The mother’s legal representative was very conscious of what the children would hear about the application, and that two of her children had communicated to the mother that they “wished to enter into care”. The mother was consenting to that. An agreed narrative was read to the court, setting out the basis of what the girls would be told by their respective carers. In particular, that their mother believed it was their best interests that she “has chosen to listen to what they want rather that she wants”. Unfortunately, the mother had been in care herself since she was 11 years old, and two of her siblings’ children were also under the care of the State. Naturally, the mother had “trust issues” entrusting her children in the care of the State, the lawyer said.
The barrister for the mother outlined an agreed comprehensive 18-month trajectory plan for the children. The plan included trauma-informed counselling for the mother, together with provision for a parenting course on a once-weekly basis. It was requested that the case be listed for review within the year, to allow the mother to avail of the legal aid scheme. The court was further informed that it was anticipated that a review would be scheduled every three months in order to assess how the mother was progressing, engaging and performing. If appropriate, the therapist treating the mother may attend at those meetings.
The barrister for the father said he had difficulty obtaining instructions, but the father had previously “admitted that he was not capable of taking care of his daughters.”
The guardian ad litem (GAL) was supporting the application but was positive in relation to potential family reunification and the trajectory plan.
The social worker gave her opinion that the statutory threshold to grant a care order had been met. She outlined the father’s poor history of engagement with the social work department. The mother and father were no longer in a relationship; the relationship had previously been “unstable”. Therefore, it was appropriate that there be a separate trajectory for each parent.
The social worker said the mother was committed to attending access visits, and building up a relationship with her daughters. The mother had committed to attending therapy and child care reviews every three months. She was committed to improving her parenting skills, and recognised that the children required stability.

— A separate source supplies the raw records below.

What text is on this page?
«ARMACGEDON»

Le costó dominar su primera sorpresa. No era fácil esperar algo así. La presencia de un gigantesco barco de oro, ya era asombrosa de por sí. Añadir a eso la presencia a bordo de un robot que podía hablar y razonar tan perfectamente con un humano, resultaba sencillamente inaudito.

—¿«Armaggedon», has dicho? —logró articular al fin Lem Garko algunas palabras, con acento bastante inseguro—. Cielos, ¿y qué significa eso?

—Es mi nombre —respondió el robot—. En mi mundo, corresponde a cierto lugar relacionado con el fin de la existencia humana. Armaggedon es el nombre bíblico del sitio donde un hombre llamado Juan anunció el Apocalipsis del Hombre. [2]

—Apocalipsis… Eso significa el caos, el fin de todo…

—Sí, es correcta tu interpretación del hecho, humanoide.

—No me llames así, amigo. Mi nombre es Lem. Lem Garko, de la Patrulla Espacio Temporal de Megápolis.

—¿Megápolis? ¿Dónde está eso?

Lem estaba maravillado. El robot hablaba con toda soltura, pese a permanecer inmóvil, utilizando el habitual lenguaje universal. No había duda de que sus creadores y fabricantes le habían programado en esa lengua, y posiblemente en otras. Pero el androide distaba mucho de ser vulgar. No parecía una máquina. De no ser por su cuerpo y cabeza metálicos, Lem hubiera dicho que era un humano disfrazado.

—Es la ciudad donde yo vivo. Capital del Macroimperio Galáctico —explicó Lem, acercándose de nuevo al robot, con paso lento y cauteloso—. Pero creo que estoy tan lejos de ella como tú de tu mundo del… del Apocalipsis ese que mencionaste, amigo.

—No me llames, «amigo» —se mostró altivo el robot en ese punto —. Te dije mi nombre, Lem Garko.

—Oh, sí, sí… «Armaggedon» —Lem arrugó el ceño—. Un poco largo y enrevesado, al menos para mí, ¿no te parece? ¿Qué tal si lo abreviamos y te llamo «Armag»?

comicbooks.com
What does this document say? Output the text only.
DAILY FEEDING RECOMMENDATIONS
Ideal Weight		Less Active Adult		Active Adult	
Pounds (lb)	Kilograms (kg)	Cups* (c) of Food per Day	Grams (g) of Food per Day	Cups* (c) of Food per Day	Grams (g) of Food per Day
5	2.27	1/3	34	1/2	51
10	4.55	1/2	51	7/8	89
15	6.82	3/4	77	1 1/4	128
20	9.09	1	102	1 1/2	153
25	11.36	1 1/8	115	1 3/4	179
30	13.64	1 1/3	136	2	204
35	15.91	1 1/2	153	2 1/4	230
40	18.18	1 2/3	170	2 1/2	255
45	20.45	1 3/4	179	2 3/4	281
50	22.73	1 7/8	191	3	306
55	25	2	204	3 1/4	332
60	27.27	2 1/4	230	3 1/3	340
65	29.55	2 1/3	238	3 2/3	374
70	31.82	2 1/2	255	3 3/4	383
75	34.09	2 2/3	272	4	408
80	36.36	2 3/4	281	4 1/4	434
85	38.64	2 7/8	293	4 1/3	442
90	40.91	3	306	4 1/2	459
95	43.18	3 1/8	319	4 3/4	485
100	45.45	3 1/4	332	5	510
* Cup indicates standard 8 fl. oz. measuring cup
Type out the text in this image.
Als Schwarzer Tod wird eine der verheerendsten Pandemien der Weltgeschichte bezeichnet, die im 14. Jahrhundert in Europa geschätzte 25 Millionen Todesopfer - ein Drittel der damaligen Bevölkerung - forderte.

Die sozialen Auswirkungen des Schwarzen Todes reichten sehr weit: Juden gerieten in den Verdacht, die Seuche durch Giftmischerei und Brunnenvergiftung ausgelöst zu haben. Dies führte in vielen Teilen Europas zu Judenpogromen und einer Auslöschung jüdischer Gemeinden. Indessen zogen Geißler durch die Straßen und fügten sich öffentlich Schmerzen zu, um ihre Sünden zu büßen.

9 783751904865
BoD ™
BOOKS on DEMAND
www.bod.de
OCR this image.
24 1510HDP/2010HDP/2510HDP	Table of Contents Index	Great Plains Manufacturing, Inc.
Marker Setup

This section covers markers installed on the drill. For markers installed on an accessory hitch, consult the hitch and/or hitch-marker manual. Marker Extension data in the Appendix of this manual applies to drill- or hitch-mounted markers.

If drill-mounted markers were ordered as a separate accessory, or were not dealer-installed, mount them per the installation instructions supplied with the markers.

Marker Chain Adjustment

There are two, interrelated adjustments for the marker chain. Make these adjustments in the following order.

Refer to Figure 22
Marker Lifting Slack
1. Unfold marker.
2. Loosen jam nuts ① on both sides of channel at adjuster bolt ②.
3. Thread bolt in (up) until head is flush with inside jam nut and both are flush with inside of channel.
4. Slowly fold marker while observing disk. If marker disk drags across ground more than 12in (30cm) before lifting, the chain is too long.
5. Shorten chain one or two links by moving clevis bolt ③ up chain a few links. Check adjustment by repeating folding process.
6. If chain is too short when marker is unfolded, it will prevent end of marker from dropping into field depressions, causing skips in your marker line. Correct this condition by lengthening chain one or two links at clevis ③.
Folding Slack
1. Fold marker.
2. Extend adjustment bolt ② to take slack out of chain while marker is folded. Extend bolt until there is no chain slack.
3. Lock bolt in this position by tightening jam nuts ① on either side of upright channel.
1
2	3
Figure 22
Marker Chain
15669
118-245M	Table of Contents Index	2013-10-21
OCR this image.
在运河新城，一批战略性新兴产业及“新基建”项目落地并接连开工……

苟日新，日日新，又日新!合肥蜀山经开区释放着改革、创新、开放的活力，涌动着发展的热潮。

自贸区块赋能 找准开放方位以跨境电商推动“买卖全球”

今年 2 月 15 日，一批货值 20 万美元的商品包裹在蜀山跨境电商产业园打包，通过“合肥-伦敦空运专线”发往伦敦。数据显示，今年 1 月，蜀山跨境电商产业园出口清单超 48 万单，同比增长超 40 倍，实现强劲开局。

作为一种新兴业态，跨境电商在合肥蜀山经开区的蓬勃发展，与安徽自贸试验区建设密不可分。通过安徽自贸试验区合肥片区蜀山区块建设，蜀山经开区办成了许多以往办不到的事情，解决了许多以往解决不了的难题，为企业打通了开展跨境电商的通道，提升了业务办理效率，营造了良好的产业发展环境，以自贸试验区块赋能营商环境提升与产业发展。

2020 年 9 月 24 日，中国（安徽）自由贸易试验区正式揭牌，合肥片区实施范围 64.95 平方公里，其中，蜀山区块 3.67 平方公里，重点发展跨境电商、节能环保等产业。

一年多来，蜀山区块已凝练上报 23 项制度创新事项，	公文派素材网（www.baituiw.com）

Separately, the father had advised he had made an appointment with a therapist, but failed to provide evidence of this to the CFA. He had had no access with his daughters for approximately eight months.
The judge said that because the mother had been in the care system, she recognised the benefits of care. In order to affect the trajectory plan, it was suggested that she should “stay in touch with the Agency… [the instructing solicitor] and with her advocate” from the National Advocacy Service.
The GAL stated that he had been the girls’ guardian since May 2021. She described three very different girls; two of the girls were placed in the same placement. All three children vocalised their concerns about their mother, and wanted access with her going forward. In the opinion of the GAL, a care order was in the best interests of the children.
The court acceded to a request to lift the in-camera rule in respect of an independent assessment report to permit those working with the children to have sight of this report, and allow identified key workers to relay the parts about the children to the foster carers and/or other identified therapeutic services.
The judge commented that the court was “optimistic about the trajectory document handed into court,” and was impressed by the interactions of the mother and advocate. However, it was apparent that the legal basis was present to grant the care orders until the three children reached the age of majority.